Ma analogie, seppure antitetiche, si ritrovano anche nella scena vera e propria in cui viene pronunciata la leggendaria frase di cui l'incipit nel titolo: "Io ne ho viste cose, che voi umani non potreste immaginarvi. Navi da combattimento in fiamme al largo dei bastioni di Orione, e ho visto i raggi B balenare nel buio vicino alle porte di Tannhauser. E tutti quei momenti, andranno perduti nel tempo, come lacrime nella pioggia. E' tempo di morire".
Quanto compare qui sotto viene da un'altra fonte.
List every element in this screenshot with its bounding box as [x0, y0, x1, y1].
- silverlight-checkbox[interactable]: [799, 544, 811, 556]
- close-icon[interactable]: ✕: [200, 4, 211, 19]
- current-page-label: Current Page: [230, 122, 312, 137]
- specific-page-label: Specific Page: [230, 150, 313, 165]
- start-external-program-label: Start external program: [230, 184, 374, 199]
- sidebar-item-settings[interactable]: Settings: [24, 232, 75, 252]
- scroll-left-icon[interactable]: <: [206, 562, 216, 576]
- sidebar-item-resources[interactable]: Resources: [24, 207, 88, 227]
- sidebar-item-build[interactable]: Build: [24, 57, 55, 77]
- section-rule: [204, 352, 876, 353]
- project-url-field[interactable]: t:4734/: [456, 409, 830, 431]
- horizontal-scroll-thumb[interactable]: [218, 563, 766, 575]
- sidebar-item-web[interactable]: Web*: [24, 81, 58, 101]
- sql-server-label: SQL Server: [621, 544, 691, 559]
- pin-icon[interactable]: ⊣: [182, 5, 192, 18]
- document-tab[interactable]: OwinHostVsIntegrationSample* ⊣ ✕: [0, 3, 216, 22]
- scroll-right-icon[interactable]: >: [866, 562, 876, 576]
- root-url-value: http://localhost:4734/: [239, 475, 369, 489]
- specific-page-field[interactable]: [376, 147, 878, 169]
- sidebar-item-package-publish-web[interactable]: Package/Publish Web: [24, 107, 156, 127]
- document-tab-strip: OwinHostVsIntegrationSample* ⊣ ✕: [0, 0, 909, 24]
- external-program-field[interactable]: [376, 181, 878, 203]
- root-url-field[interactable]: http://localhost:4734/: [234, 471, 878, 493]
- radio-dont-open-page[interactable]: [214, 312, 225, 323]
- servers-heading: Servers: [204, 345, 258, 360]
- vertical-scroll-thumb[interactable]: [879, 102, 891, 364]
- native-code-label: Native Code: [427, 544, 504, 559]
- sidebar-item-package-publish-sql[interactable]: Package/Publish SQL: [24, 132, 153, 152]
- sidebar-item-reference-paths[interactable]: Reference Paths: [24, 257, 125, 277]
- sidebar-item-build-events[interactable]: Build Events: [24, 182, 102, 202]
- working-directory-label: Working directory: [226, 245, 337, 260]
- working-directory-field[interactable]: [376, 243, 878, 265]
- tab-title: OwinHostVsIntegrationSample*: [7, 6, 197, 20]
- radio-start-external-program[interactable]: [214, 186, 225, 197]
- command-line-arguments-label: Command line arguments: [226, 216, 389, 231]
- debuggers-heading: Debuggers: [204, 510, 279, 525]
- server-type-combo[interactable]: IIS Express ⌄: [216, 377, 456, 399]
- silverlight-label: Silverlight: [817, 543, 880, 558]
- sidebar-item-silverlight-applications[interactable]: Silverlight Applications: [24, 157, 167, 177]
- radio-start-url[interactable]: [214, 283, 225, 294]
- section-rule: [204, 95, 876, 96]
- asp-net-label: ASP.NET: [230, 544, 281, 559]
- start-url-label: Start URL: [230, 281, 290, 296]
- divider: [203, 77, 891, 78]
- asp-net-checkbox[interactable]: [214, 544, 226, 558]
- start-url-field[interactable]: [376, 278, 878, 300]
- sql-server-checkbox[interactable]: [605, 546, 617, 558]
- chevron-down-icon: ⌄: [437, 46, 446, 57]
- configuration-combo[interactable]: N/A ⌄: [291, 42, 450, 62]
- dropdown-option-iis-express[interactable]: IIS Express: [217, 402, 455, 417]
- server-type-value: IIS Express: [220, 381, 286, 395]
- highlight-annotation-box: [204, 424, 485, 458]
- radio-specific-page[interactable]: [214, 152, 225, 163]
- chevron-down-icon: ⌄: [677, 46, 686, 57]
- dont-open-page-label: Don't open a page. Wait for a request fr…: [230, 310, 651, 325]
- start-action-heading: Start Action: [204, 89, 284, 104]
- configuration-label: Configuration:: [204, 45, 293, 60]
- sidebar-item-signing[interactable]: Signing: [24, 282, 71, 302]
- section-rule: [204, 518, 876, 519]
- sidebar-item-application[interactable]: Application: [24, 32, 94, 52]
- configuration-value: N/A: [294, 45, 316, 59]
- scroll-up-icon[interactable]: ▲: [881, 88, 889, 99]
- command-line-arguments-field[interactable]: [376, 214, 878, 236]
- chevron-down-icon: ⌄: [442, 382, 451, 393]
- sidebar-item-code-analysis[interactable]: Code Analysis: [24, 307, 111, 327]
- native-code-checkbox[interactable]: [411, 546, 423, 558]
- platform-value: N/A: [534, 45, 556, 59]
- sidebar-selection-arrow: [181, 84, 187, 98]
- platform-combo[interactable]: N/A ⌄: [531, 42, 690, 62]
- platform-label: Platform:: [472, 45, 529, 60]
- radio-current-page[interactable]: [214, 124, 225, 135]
In questa grandiosa scena finale dopo aver detto "è tempo di morire" Roy lascia volare via la colomba custodita tra le braccia a metafora di una morte che libera dalle angosce di un'esistenza senza senso.

L'antitesi analogica è con il nostro Campione, Gesù Cristo su cui la colomba è scesa perché rivolgendosi a noi potesse dirci: "è tempo di vivere".

Roy trova la sua liberazione nella morte. Noi troviamo la nostra liberazione nella Vita.